Representative Frank Smith (D., Miss.), chairman of the House administration subcommittee which produced the book, said that he does not expect the format to change. “It cost over $30,000 to publish this report as it is,” Smith said, “and I don’t see any need for spending several thousand more for an index just to satisfy the curiosity of reporters.”

The book keys each entry to the original voucher, so theoretically the curious could go back to the original for some of the details, but a clerk in the House disbursing office said:

“You would have to get an act of Congress to see the vouchers now. They are not open. I don’t even know where they are. I presume the House Administration Committee has them.”

Julian Langston, Administration Committee clerk, said that the committee is “retaining” the vouchers. “So far as the actual inspection of them,” Langston said, “they are not available.” He added that Administration Committee Chairman Omer Burleson (D., Tex.) is “still damn mad about the bunch of lies Oberdorfer and Pincus printed about him.” The two reporters revealed that Burleson had collected $12 a day for 84 days including Saturdays, Sundays, Thanksgiving, and Christmas, while Congress was in recess in 1958. Burleson reported himself to be making election and Hatch Act investigations in his home state.

A Pattern of Secrecy

The Senate has never made its expense records public.

“The report of the Secretary of the Senate is all you are going to see,” an aide to the secretary said. “If you try to go any further than that you’re not going to get anywhere.”

This pattern of secrecy — described so often in the previous articles of this series — surrounds almost everything Congress spends on itself. Fiscal practices which would never be tolerated in an executive agency flourish on Capitol Hill.

The weird base-pay system which hides the true salary system from taxpayers, the lavish buildings, the unnecessary employees, and the hidden subsidies all add to the expense of running the legislative branch, a yearly expense that currently runs into the tens of millions of dollars.

Yet there is no official watchdog to tell the public of this extravagant use of its money.

Old Law Prevails

The General Accounting Office, which was created as an arm of Congress, to check on the expenditures of other federal agencies, takes a perfunctory look at some Congressional spending. Practically speaking, it is powerless to demand full accountings because of an old law which states that expenses certified by the Senate Rules Committee and the House Administration Committee are “declared to be conclusive upon all departments and officers of the Government.”

So when it comes to what Congress spends on itself, the normal restraints that surround federal budget-making disappear into thin air. Lobbyists do not lobby, pressure groups do not pressure, and the press — so handsomely cared for at the Capitol at taxpayers’ expense — rarely presses.
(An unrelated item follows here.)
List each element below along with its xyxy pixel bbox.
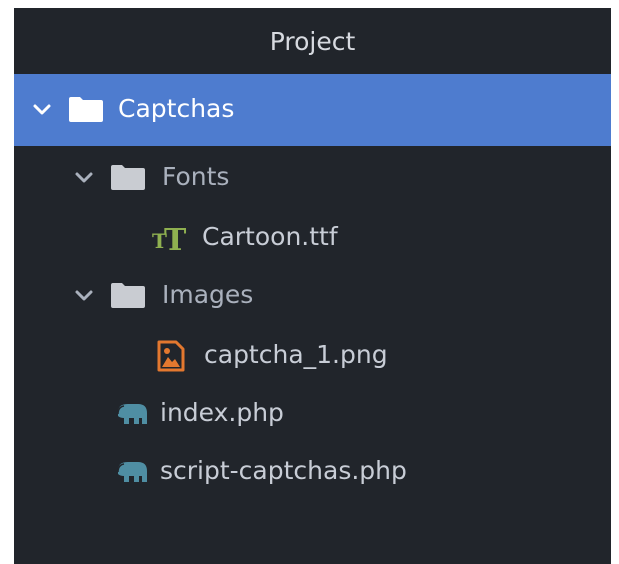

And so thus it is that the issue has been left in the lap of Congress itself, specifically in the hands of the two committees — Senate Rules and House Administration — neither of which seems about to assume any strong watchdog role as guardian of the purse strings.

It may have all been summed up in on sentence by Representative Burleson: “It doesn’t do any good to make your colleagues mad at you.”

What no one has said openly also is a major factor: What the taxpayer doesn’t know doesn’t bother him.